Imagine my server is generating "tokens" of some sort for a client on a regular basis. When a client asks for a token, the server responds with a new value (and any other supplemental information it wants to, like a "witness"). Later, the client will submit the token (and optionally the witness) and the server needs to be able to quickly determine if it is a token value that it (the server) has previously issued. The token does not need to be "secure", so a trivially forgeable token is okay. Ideally, the server can:
- Generate the tokens in O(1) time and space
- Validate that it issued the tokens in O(1) time and space
The most obvious solution to this problem as stated would be to simply use an incrementing counter as the token. The server stores a single integer and increments it when asked for a new value. Determining if the token has been issued by this server means simply ensuring that the token submitted by the client is <= than the server's currently stored value.
The twist: The server might crash and get restored from a backup, meaning that its counter value might regress to a previous value. (We'll call this the regression value). If this happens, any tokens previously issued that are less than or equal to its regression value should be considered valid, but any tokens previously issued with a value higher than its regression value should be considered invalid since they were not generated by "this" instance of the server. In short, we need to detect a "fork" in our token issuing.
For example: Imagine I issued tokens T0 to T20. Then, I restore the server to a backup right after it had issued T10. I want the server to continue to validate/recognize T0-T10, but no longer recognize T10-T20. Furthermore, I want to make sure that it never re-issues tokens that are identical to the previously issued T11-T20.
The restored server doesn't know what the previously highest (MAX) issued token was. (If it did, it could "mark" any token values as invalid if they had a value between its current value and its max value.)
We also need to avoid the restored server issuing the same token its previous incarnation did. The integer counter scheme would not be capable of such a guarantee since it is not sure what the previous maximum token issued was. Thus, it wouldn't know what value to safely increment its counter to. One way to solve this would be to have a separate "restoration counter" to note the number of times the server has been restored. But presumably if we were capable of saving this separate state somewhere, we could just store the previously maximum issued counter as well.
Another way to solve this problem would be to use timestamps as the token. Assuming an accurate clock, the restored server would be guaranteed to never issue the same value that its predecessor did. However, if we use a timestamp, the server no longer knows which specific timestamp tokens it ever issued in the past, unless it keeps track of a full list of them, bringing the time and space complexity well above O(1). (It could keep a list of the times it was restored from backup and reference this list when validating tokens, but this adds complexity to time and space for validation).
However, if there were a way to compactly store a list of N timestamps and an easy way to test a given timestamp for set membership, the problem would be easy to solve.

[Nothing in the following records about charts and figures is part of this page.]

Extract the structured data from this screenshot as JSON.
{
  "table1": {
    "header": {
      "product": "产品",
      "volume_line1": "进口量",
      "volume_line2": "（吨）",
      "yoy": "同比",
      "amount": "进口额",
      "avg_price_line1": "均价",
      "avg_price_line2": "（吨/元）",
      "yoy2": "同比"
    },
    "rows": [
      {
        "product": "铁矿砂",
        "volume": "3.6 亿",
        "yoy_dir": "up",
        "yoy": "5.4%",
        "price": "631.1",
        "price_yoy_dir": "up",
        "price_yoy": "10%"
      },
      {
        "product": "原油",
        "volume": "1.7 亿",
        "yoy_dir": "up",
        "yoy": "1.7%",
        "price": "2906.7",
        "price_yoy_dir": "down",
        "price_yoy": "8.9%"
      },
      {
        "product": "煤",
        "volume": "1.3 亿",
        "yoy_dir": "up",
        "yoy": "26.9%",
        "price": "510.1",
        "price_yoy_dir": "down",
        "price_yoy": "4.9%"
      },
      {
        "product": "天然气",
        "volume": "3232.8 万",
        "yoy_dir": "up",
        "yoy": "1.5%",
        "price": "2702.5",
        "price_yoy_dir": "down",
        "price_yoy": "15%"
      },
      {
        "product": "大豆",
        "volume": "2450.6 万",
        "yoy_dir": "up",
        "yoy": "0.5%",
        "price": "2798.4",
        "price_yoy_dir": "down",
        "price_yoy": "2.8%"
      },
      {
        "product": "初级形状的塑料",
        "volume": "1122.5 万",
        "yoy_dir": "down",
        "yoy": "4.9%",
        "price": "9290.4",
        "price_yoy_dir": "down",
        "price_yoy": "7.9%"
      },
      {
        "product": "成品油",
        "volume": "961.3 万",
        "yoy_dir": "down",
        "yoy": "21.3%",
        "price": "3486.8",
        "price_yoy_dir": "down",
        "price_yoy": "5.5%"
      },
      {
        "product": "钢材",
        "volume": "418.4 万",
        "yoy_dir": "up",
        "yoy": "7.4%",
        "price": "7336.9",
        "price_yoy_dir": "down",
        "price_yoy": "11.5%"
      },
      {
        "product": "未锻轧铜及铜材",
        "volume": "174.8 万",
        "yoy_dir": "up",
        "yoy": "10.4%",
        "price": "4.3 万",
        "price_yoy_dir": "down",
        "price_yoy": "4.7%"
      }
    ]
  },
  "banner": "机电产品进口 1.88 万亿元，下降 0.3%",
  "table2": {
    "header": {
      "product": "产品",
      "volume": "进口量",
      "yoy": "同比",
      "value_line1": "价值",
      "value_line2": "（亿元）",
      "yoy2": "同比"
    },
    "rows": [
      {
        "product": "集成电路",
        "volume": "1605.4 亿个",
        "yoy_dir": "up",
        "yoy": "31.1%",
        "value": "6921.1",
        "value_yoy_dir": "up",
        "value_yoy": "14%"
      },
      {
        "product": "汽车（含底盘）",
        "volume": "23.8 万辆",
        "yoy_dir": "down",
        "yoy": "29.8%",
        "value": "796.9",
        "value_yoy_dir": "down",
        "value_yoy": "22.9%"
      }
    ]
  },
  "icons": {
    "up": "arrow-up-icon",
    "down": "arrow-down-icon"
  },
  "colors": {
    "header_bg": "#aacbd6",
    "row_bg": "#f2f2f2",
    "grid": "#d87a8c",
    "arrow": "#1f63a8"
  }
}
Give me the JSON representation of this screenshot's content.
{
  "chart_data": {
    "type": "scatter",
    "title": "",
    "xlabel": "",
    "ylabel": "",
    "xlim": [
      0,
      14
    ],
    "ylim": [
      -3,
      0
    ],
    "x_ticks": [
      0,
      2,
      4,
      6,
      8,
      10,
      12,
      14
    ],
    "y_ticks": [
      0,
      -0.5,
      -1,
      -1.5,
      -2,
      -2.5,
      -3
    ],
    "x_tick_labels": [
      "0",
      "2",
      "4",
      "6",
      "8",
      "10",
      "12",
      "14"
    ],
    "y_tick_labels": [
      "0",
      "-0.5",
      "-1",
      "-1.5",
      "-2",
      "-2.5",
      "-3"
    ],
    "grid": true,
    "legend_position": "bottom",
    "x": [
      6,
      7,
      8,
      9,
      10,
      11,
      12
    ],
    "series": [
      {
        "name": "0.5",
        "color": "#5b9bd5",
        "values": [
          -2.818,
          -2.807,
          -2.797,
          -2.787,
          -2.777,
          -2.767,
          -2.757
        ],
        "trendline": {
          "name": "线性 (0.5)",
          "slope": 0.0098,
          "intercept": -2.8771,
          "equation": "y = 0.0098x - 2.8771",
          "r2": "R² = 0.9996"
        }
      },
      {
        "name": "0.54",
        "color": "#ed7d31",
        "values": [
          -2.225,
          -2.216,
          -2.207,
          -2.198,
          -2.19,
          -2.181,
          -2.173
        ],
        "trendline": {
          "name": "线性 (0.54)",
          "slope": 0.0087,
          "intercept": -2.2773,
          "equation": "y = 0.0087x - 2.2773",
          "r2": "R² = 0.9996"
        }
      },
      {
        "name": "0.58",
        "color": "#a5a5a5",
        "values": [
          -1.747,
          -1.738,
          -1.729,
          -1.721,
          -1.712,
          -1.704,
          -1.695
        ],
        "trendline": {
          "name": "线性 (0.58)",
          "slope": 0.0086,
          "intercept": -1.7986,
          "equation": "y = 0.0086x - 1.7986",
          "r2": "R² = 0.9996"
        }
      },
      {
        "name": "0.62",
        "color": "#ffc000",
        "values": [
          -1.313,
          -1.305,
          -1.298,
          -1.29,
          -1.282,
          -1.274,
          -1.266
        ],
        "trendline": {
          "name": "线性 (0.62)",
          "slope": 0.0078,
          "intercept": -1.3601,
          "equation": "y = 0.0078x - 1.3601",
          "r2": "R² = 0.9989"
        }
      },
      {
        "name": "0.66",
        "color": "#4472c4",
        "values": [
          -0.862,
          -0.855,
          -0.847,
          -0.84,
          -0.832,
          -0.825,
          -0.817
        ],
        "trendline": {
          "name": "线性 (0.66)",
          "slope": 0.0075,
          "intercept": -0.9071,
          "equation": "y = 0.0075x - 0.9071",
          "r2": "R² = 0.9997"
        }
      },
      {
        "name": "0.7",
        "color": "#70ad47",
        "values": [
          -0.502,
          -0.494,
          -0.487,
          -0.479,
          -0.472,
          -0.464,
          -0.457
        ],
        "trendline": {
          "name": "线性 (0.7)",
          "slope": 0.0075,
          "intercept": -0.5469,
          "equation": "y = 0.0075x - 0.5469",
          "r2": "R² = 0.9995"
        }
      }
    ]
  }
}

Options I have considered:
Option 1: Bloom filter: The server could use a bloom filter and add each number issued its filter. Unfortunately, the set membership test would be probabilistic, but I could make the filter big enough to reduce my probability of a false positive quite low. However, it seems like the addition of information other than just the token value in the form of a witness changes allows us to offload additional information to the clients that later ask for verification, and would allow us to do better somehow.

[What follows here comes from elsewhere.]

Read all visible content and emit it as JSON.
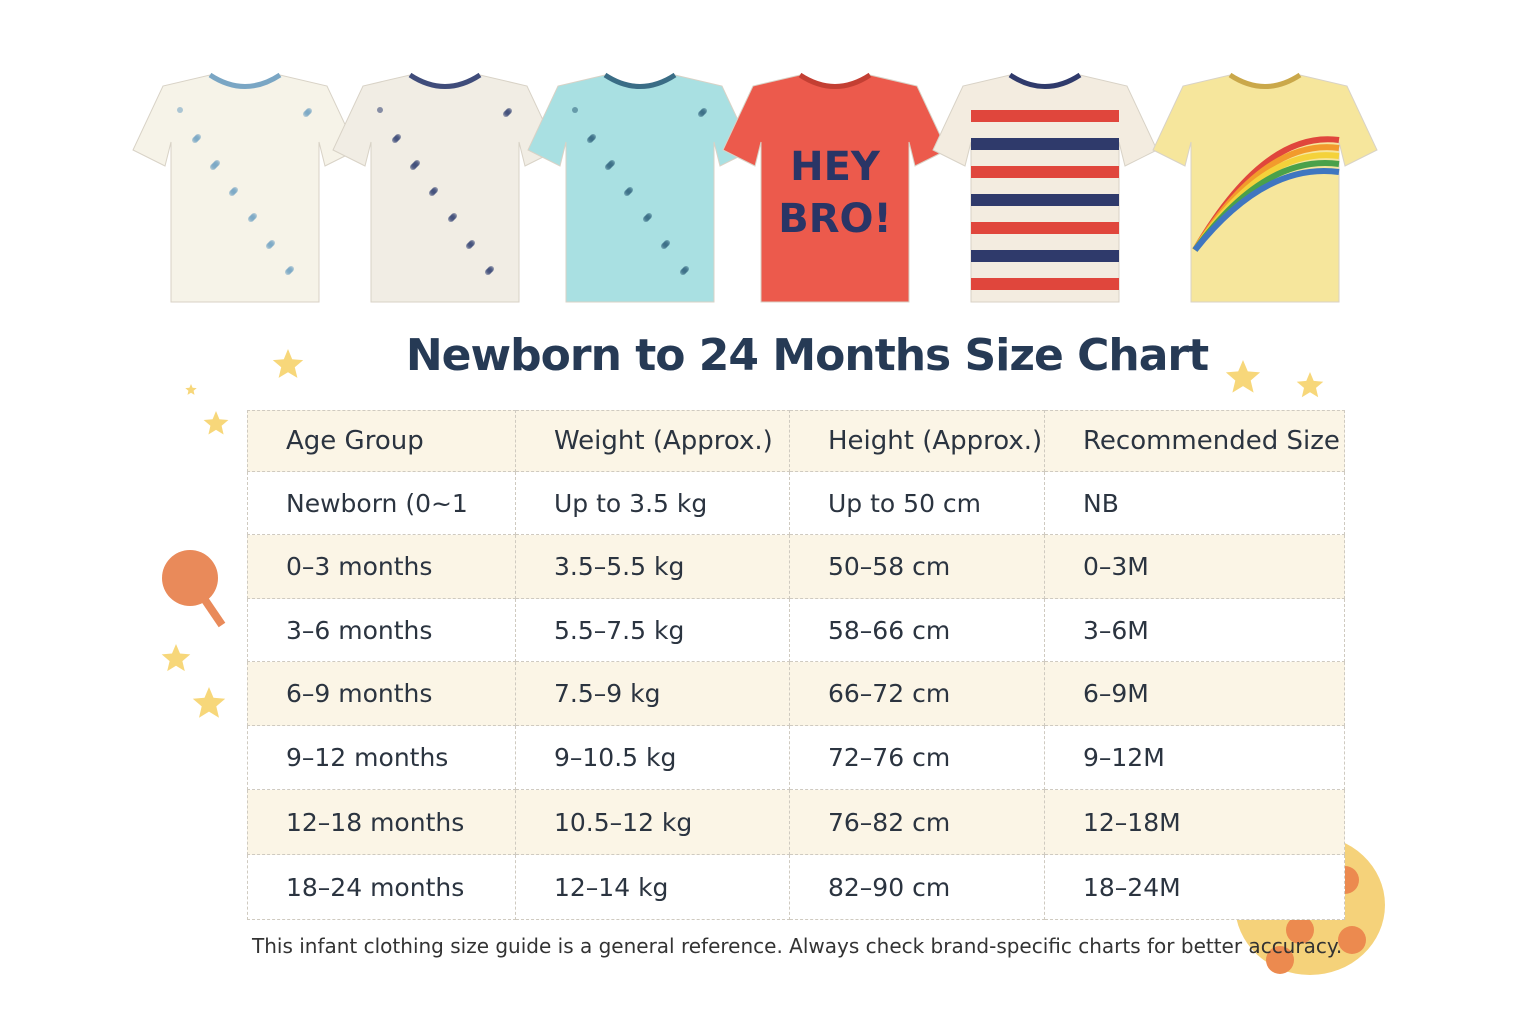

Option 2: A cryptographic accumulator, like an RSA accumulator. If each of the numbers I was generating were prime, I believe I could use an RSA accumulator to store a single accumulator value of constant size S, where S is significantly less bytes than storing a list of N. Each time I add a new prime to my set, I add it to the accumulator, then I generate its witness as well and ship both the number and the witness to my client. Later, the client would submit the integer it is testing and the witness, and I would be able to quickly determine if the number being submitted is in fact a member of my set or not. Possible problems: I need to be able to hash to a prime number deterministically. (Not the end of the world, but adds complexity.) I think I have to update my witness values as I add new values to the accumulator which adds time to the verification step. Lastly: My understanding of accumulators is rudimentary, and I'm not sure how large the accumulator needs to be in relation to the set being accumulated.
Option 3: I'm overthinking this tremendously.
** Related problems: **
This seems a lot like having a lot of hash values in a Merkle tree or hash chain (blockchain), and wanting to be able to determine if a particular hash value were ever seen in the chain, without having to store every value that had been seen in the chain. I'm hopeful that with the additional concept of generating a "witness" value of some sort to be stored along with the number, the server can make a membership determination with much less overhead than having to store all of the numbers. (Coda uses techniques to keep its last chain in its blockchain deterministic in size, and offloads the full corresponding merkle tree to clients. https://eprint.iacr.org/2020/352.pdf)
This feels similar to a vector commitment accumulator, where the numbers being committed to are in a given order, but I think committing to a set is simpler than committing to a vector.
I think that this is the same problem as labeling a tree that looks like the following:
A -> B -> C -> D -> E \ -> F -> G \ -> H
Given any two labels (L1, L2), and only two labels, determine if L1 is an ancestor of L2. There are labeling schemes that allow for this determination in constant time in significantly less than N bits per label, but I am not sure that it perfectly maps to this.